Niños y ancianos discapacitados, vagabundos, leprosos, enfermos mentales, huérfanos, presos, prostitutas, madres solteras, drogadictos, hombres y mujeres de cualquier religión: todos los excluidos y los que se sentían no amados por la sociedad comenzaron a encontrar ayuda física y espiritual en la congregación de Madre Teresa, que ella dedicó «al Corazón Inmaculado de María, causa de nuestra alegría y Reina del mundo, porque ha nacido por su voluntad y gracias a su continua intercesión se ha desarrollado y continúa creciendo». Por medio de María, la santa quería llevar a Cristo a los pobres y a los pobres a Cristo.

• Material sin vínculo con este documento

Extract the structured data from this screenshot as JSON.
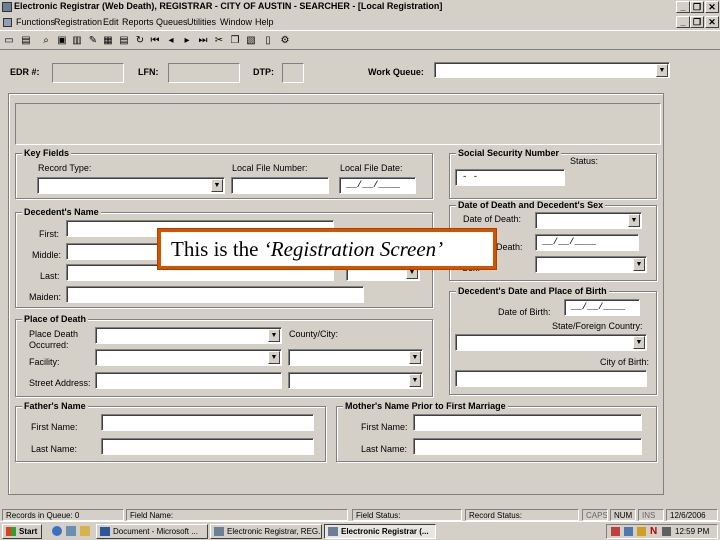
{
  "window": {
    "title": "Electronic Registrar (Web Death), REGISTRAR - CITY OF AUSTIN - SEARCHER - [Local Registration]",
    "min": "_",
    "restore": "❐",
    "close": "✕"
  },
  "menu": [
    "Functions",
    "Registration",
    "Edit",
    "Reports",
    "Queues",
    "Utilities",
    "Window",
    "Help"
  ],
  "header": {
    "edr_label": "EDR #:",
    "lfn_label": "LFN:",
    "dtp_label": "DTP:",
    "work_queue_label": "Work Queue:"
  },
  "key_fields": {
    "title": "Key Fields",
    "record_type_label": "Record Type:",
    "local_file_number_label": "Local File Number:",
    "local_file_date_label": "Local File Date:",
    "local_file_date_mask": "__/__/____"
  },
  "ssn": {
    "title": "Social Security Number",
    "status_label": "Status:",
    "mask": "-   -"
  },
  "decedent_name": {
    "title": "Decedent's Name",
    "first_label": "First:",
    "middle_label": "Middle:",
    "last_label": "Last:",
    "maiden_label": "Maiden:"
  },
  "death_sex": {
    "title": "Date of Death and Decedent's Sex",
    "date_of_death_label": "Date of Death:",
    "death_label": "Death:",
    "death_mask": "__/__/____",
    "sex_label": "Sex:"
  },
  "birth": {
    "title": "Decedent's Date and Place of Birth",
    "dob_label": "Date of Birth:",
    "dob_mask": "__/__/____",
    "state_label": "State/Foreign Country:",
    "city_label": "City of Birth:"
  },
  "place_of_death": {
    "title": "Place of Death",
    "occurred_label": "Place Death Occurred:",
    "county_label": "County/City:",
    "facility_label": "Facility:",
    "address_label": "Street Address:"
  },
  "father": {
    "title": "Father's Name",
    "first_label": "First Name:",
    "last_label": "Last Name:"
  },
  "mother": {
    "title": "Mother's Name Prior to First Marriage",
    "first_label": "First Name:",
    "last_label": "Last Name:"
  },
  "status_bar": {
    "records": "Records in Queue: 0",
    "field": "Field Name:",
    "field_status": "Field Status:",
    "record_status": "Record Status:",
    "caps": "CAPS",
    "num": "NUM",
    "ins": "INS",
    "date": "12/6/2006"
  },
  "taskbar": {
    "start": "Start",
    "tasks": [
      "Document - Microsoft ...",
      "Electronic Registrar, REG...",
      "Electronic Registrar (..."
    ],
    "clock": "12:59 PM"
  },
  "callout": {
    "prefix": "This is the",
    "emphasis": "‘Registration Screen’"
  }
}
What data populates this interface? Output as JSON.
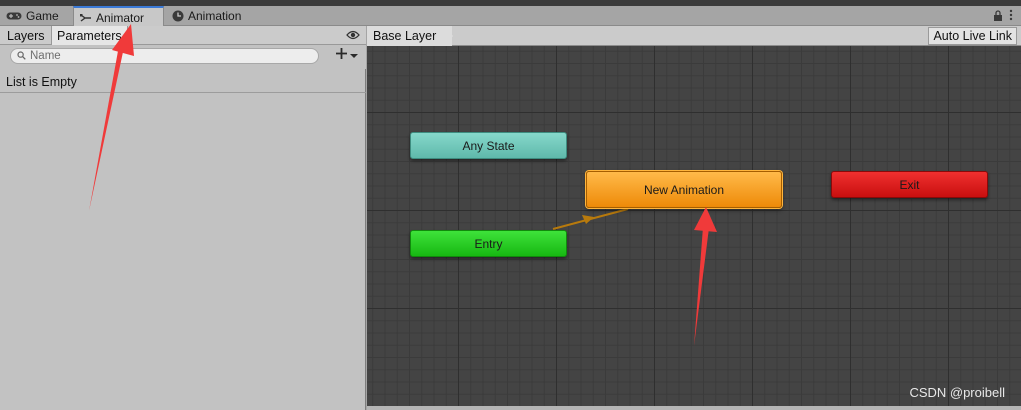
{
  "tabs": [
    {
      "label": "Game",
      "icon": "gamepad-icon"
    },
    {
      "label": "Animator",
      "icon": "animator-icon",
      "active": true
    },
    {
      "label": "Animation",
      "icon": "clock-icon"
    }
  ],
  "left_panel": {
    "tabs": [
      {
        "label": "Layers"
      },
      {
        "label": "Parameters",
        "selected": true
      }
    ],
    "search_placeholder": "Name",
    "empty_text": "List is Empty"
  },
  "graph": {
    "breadcrumb": "Base Layer",
    "auto_live_link": "Auto Live Link",
    "nodes": {
      "any_state": "Any State",
      "entry": "Entry",
      "new_animation": "New Animation",
      "exit": "Exit"
    }
  },
  "watermark": "CSDN @proibell",
  "colors": {
    "any_state": "#6cc6b8",
    "entry": "#22c91c",
    "new_animation": "#f59b1a",
    "exit": "#dc1d1d",
    "annotation_arrow": "#f03a3a",
    "transition": "#b87a0c"
  }
}
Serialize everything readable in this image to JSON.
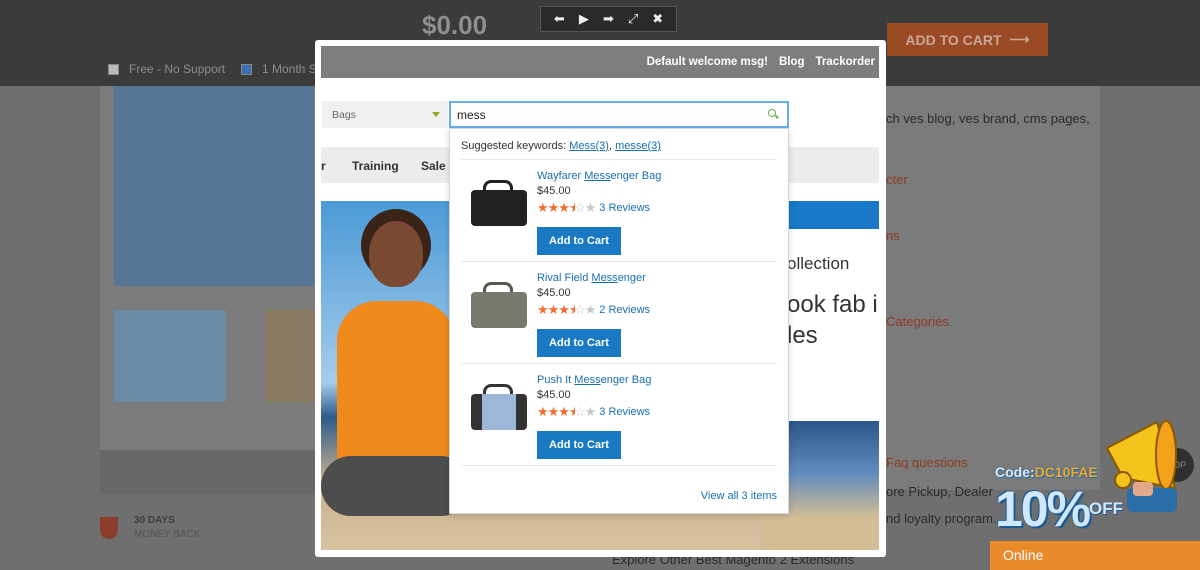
{
  "background": {
    "price": "$0.00",
    "add_to_cart": "ADD TO CART",
    "option_free": "Free - No Support",
    "option_month": "1 Month Su",
    "guarantee_title": "30 DAYS",
    "guarantee_sub": "MONEY BACK",
    "right_text_1": "ch ves blog, ves brand, cms pages,",
    "right_link_1": "cter",
    "right_link_2": "ns",
    "right_link_3": "Categories",
    "right_link_4": "Faq questions",
    "right_text_2": "ore Pickup, Dealer",
    "right_text_3": "nd loyalty program.",
    "explore_text": "Explore Other Best Magento 2 Extensions",
    "top_button": "TOP"
  },
  "promo": {
    "code_label": "Code:",
    "code_value": "DC10FAE",
    "percent": "10%",
    "off": "OFF",
    "online": "Online"
  },
  "lightbox": {
    "welcome": "Default welcome msg!",
    "blog": "Blog",
    "trackorder": "Trackorder",
    "category": "Bags",
    "search_value": "mess",
    "nav": [
      "r",
      "Training",
      "Sale"
    ],
    "hero_line1": "ollection",
    "hero_line2": "ook fab i",
    "hero_line3": "les"
  },
  "dropdown": {
    "suggested_label": "Suggested keywords:",
    "keywords": [
      "Mess(3)",
      "messe(3)"
    ],
    "results": [
      {
        "name_pre": "Wayfarer ",
        "name_match": "Mess",
        "name_post": "enger Bag",
        "price": "$45.00",
        "rating": 3.5,
        "reviews": "3 Reviews",
        "button": "Add to Cart",
        "bag_color": "#222222"
      },
      {
        "name_pre": "Rival Field ",
        "name_match": "Mess",
        "name_post": "enger",
        "price": "$45.00",
        "rating": 3.5,
        "reviews": "2 Reviews",
        "button": "Add to Cart",
        "bag_color": "#777b6e"
      },
      {
        "name_pre": "Push It ",
        "name_match": "Mess",
        "name_post": "enger Bag",
        "price": "$45.00",
        "rating": 3.5,
        "reviews": "3 Reviews",
        "button": "Add to Cart",
        "bag_color": "#9cb7d8"
      }
    ],
    "view_all": "View all 3 items"
  },
  "colors": {
    "accent_blue": "#1979c3",
    "link_blue": "#1a6fb0",
    "star_orange": "#f26c2b"
  }
}
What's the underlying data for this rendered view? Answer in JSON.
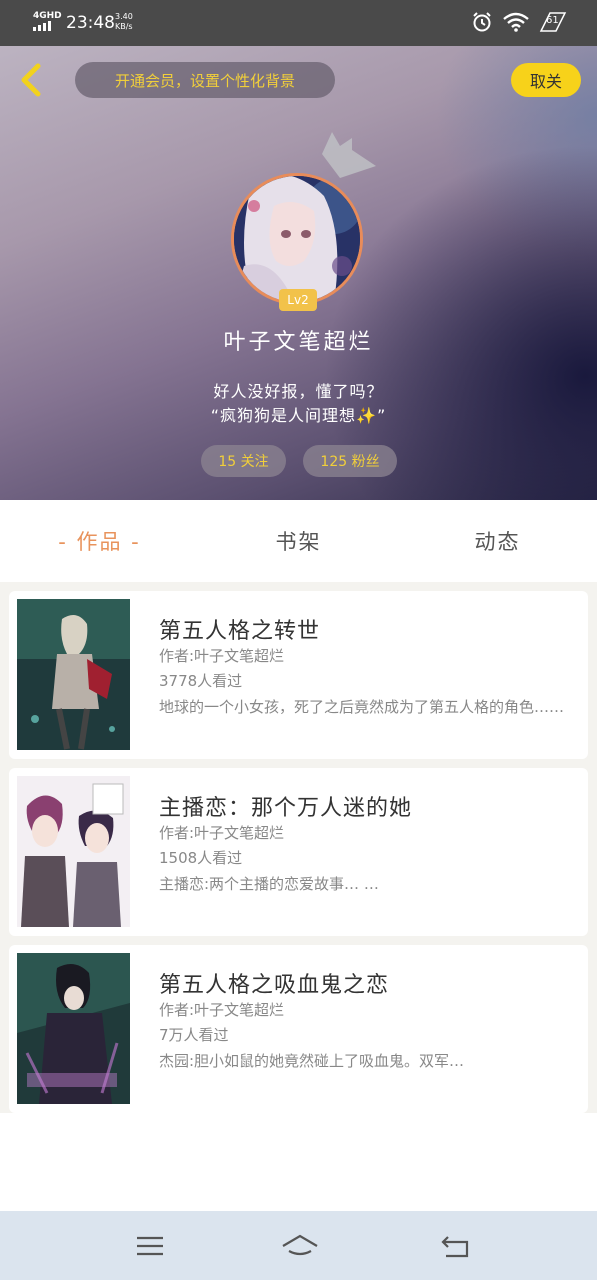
{
  "status_bar": {
    "network": "4GHD",
    "time": "23:48",
    "speed_value": "3.40",
    "speed_unit": "KB/s",
    "battery": "61",
    "icons": [
      "signal-icon",
      "alarm-icon",
      "wifi-icon",
      "battery-icon"
    ]
  },
  "header": {
    "vip_banner": "开通会员，设置个性化背景",
    "cancel_label": "取关",
    "level": "Lv2",
    "username": "叶子文笔超烂",
    "bio_line1": "好人没好报，懂了吗？",
    "bio_line2": "“疯狗狗是人间理想✨”",
    "following": "15 关注",
    "fans": "125 粉丝"
  },
  "tabs": {
    "works": "作品",
    "shelf": "书架",
    "activity": "动态",
    "active": "works"
  },
  "works": [
    {
      "title": "第五人格之转世",
      "author": "作者:叶子文笔超烂",
      "views": "3778人看过",
      "description": "地球的一个小女孩，死了之后竟然成为了第五人格的角色……"
    },
    {
      "title": "主播恋：那个万人迷的她",
      "author": "作者:叶子文笔超烂",
      "views": "1508人看过",
      "description": "主播恋:两个主播的恋爱故事… …"
    },
    {
      "title": "第五人格之吸血鬼之恋",
      "author": "作者:叶子文笔超烂",
      "views": "7万人看过",
      "description": "杰园:胆小如鼠的她竟然碰上了吸血鬼。双军…"
    }
  ],
  "colors": {
    "accent_orange": "#e8935c",
    "accent_yellow": "#f7d21a",
    "nav_bar": "#dbe4ee"
  }
}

Un moribundo - al que había amado, curado y limpiado de los gusanos - le dijo un día: «He vivido como un animal por la calle, pero voy a morir como un ángel». Enseñaba a orientar las propias acciones de caridad partiendo de las personas de nuestra familia, «los que viven cerca de mí» y que son «pobres», pero «no por falta de pan», sino porque no buscan a Dios.
Habló de la necesidad de poner a Cristo en el centro de nuestra vida, también en el memorable discurso de 1979 en la ceremonia de entrega del Nobel por la paz, cuando, entre otras, se sirvió de palabras claras sobre el drama de los niños matados por medio del aborto: «Siento que hoy el aborto es el mayor destructor de la paz, porque es una guerra directa, un asesinato directo, un homicidio directo por parte de la misma madre. […] Porque si una madre puede matar su propio hijo, no hay nada que pueda impedir que yo te mate a ti y que tú me mates a mí». No cesó de recordar la inmoralidad de la contracepción y la licitud de los métodos naturales, teniendo siempre presente la belleza de los designios divinos sobre el hombre.
La incansable monja con el sari blanco con listas azules pasaba por lo menos tres horas al día en oración y adoración del Santísimo Sacramento, que eran el motor de toda su caridad. Contemplativa y activa. Por eso una vez, encontrando al entonces joven padre Angelo Comastri, le preguntó cuántas horas rezaba al día. Ante la sorpresa del futuro cardenal, que se esperaba una exhortación a amar más a los pobres, Madre Teresa le explicó con sus ojos penetrantes: «Hijo mío, sin Dios somos demasiado pobres para poder ayudar a los pobres. Recuérdalo: yo sólo soy una pobre mujer que reza».